- Born: February 5, 1711 Vienna
- Died: May 24, 1762 (aged 51) Bamberg
- Occupations: Composer, kapellmeister, musician

= Joseph Umstatt =

Austrian composer

Joseph Umstatt (5 February 1711 in Vienna – 24 May 1762 in Bamberg) was an Austrian composer and kapellmeister of the early Classical era.

==Life==
Joseph Umstatt grew up in Vienna, and may have been a pupil of Johann Joseph Fux.
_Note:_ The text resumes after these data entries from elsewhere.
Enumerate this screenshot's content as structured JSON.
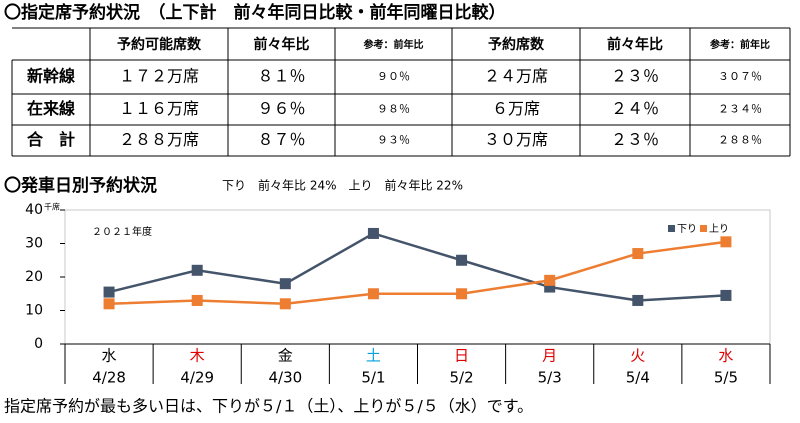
{
  "heading": "〇指定席予約状況　（上下計　前々年同日比較・前年同曜日比較）",
  "table": {
    "header": [
      "予約可能席数",
      "前々年比",
      "参考：前年比",
      "予約席数",
      "前々年比",
      "参考：前年比"
    ],
    "rows": [
      [
        "新幹線",
        "１７２万席",
        "８１％",
        "９０％",
        "２４万席",
        "２３％",
        "３０７％"
      ],
      [
        "在来線",
        "１１６万席",
        "９６％",
        "９８％",
        "６万席",
        "２４％",
        "２３４％"
      ],
      [
        "合　計",
        "２８８万席",
        "８７％",
        "９３％",
        "３０万席",
        "２３％",
        "２８８％"
      ]
    ]
  },
  "chart_heading": "〇発車日別予約状況",
  "chart_subheading": "下り　前々年比 24%　上り　前々年比 22%",
  "chart_data": {
    "type": "line",
    "annotation": "２０２１年度",
    "y_unit": "千席",
    "categories": [
      "4/28",
      "4/29",
      "4/30",
      "5/1",
      "5/2",
      "5/3",
      "5/4",
      "5/5"
    ],
    "weekdays": [
      "水",
      "木",
      "金",
      "土",
      "日",
      "月",
      "火",
      "水"
    ],
    "weekday_colors": [
      "#000000",
      "#e00000",
      "#000000",
      "#00a0e0",
      "#e00000",
      "#e00000",
      "#e00000",
      "#e00000"
    ],
    "ylim": [
      0,
      40
    ],
    "yticks": [
      0,
      10,
      20,
      30,
      40
    ],
    "grid": false,
    "legend": "top-right",
    "series": [
      {
        "name": "下り",
        "color": "#44546a",
        "values": [
          15.5,
          22,
          18,
          33,
          25,
          17,
          13,
          14.5
        ]
      },
      {
        "name": "上り",
        "color": "#ed7d31",
        "values": [
          12,
          13,
          12,
          15,
          15,
          19,
          27,
          30.5
        ]
      }
    ]
  },
  "footer": "指定席予約が最も多い日は、下りが５/１（土）、上りが５/５（水）です。"
}
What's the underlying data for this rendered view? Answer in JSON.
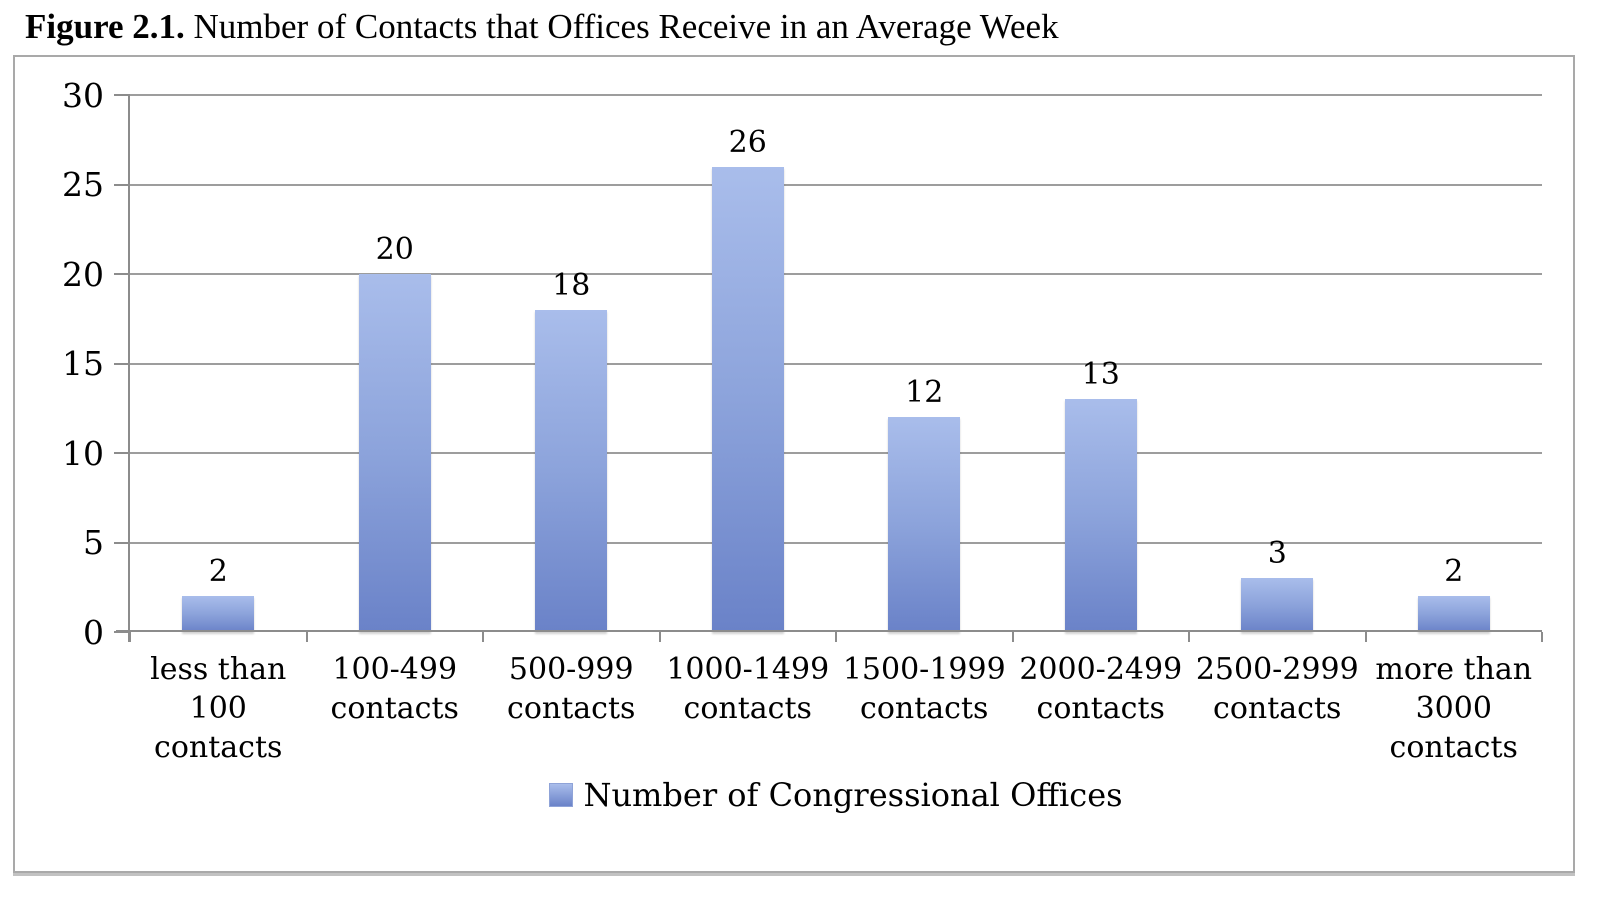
{
  "title": {
    "prefix": "Figure 2.1.",
    "caption": " Number of Contacts that Offices Receive in an Average Week"
  },
  "legend": {
    "label": "Number of Congressional Offices"
  },
  "colors": {
    "bar_top": "#a9bdeb",
    "bar_bottom": "#6a82c8",
    "gridline": "#9d9d9d",
    "axis": "#8c8c8c",
    "frame_border": "#a9a9a9",
    "text": "#000000"
  },
  "chart_data": {
    "type": "bar",
    "title": "Figure 2.1. Number of Contacts that Offices Receive in an Average Week",
    "categories": [
      "less than\n100\ncontacts",
      "100-499\ncontacts",
      "500-999\ncontacts",
      "1000-1499\ncontacts",
      "1500-1999\ncontacts",
      "2000-2499\ncontacts",
      "2500-2999\ncontacts",
      "more than\n3000\ncontacts"
    ],
    "values": [
      2,
      20,
      18,
      26,
      12,
      13,
      3,
      2
    ],
    "series": [
      {
        "name": "Number of Congressional Offices",
        "values": [
          2,
          20,
          18,
          26,
          12,
          13,
          3,
          2
        ]
      }
    ],
    "xlabel": "",
    "ylabel": "",
    "ylim": [
      0,
      30
    ],
    "y_ticks": [
      0,
      5,
      10,
      15,
      20,
      25,
      30
    ],
    "grid": true,
    "legend_entries": [
      "Number of Congressional Offices"
    ],
    "legend_position": "bottom"
  }
}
From 1727 to 1730 he studied at the Jesuit College in Tyrnau, one of the distinguished centres of music education in the then-Kingdom of Hungary (today Trnava in Slovakia). He was a harpsichordist and organist at the chapel of Imre Esterhazy (Archbishop of Esztergom) in Pressburg (Bratislava), and later under the Count of Dietrichstein near Brünn (Brno). The Saxon Prime Minister Heinrich von Brühl engaged Umstatt as Hofkapellmeister shortly before his death in 1762.

==Works==
Umstatt wrote baroque harpsichord music. He composed sacred music such as oratorios, masses (e.g. the "Missa Natalitia") and requiems, as well as secular musical dramas. However, the majority of his work consists of symphonies, concertos, and chamber music. Johann Ulrich Haffner included one of Umstatt's sonatas in a compilation of works for keyboard.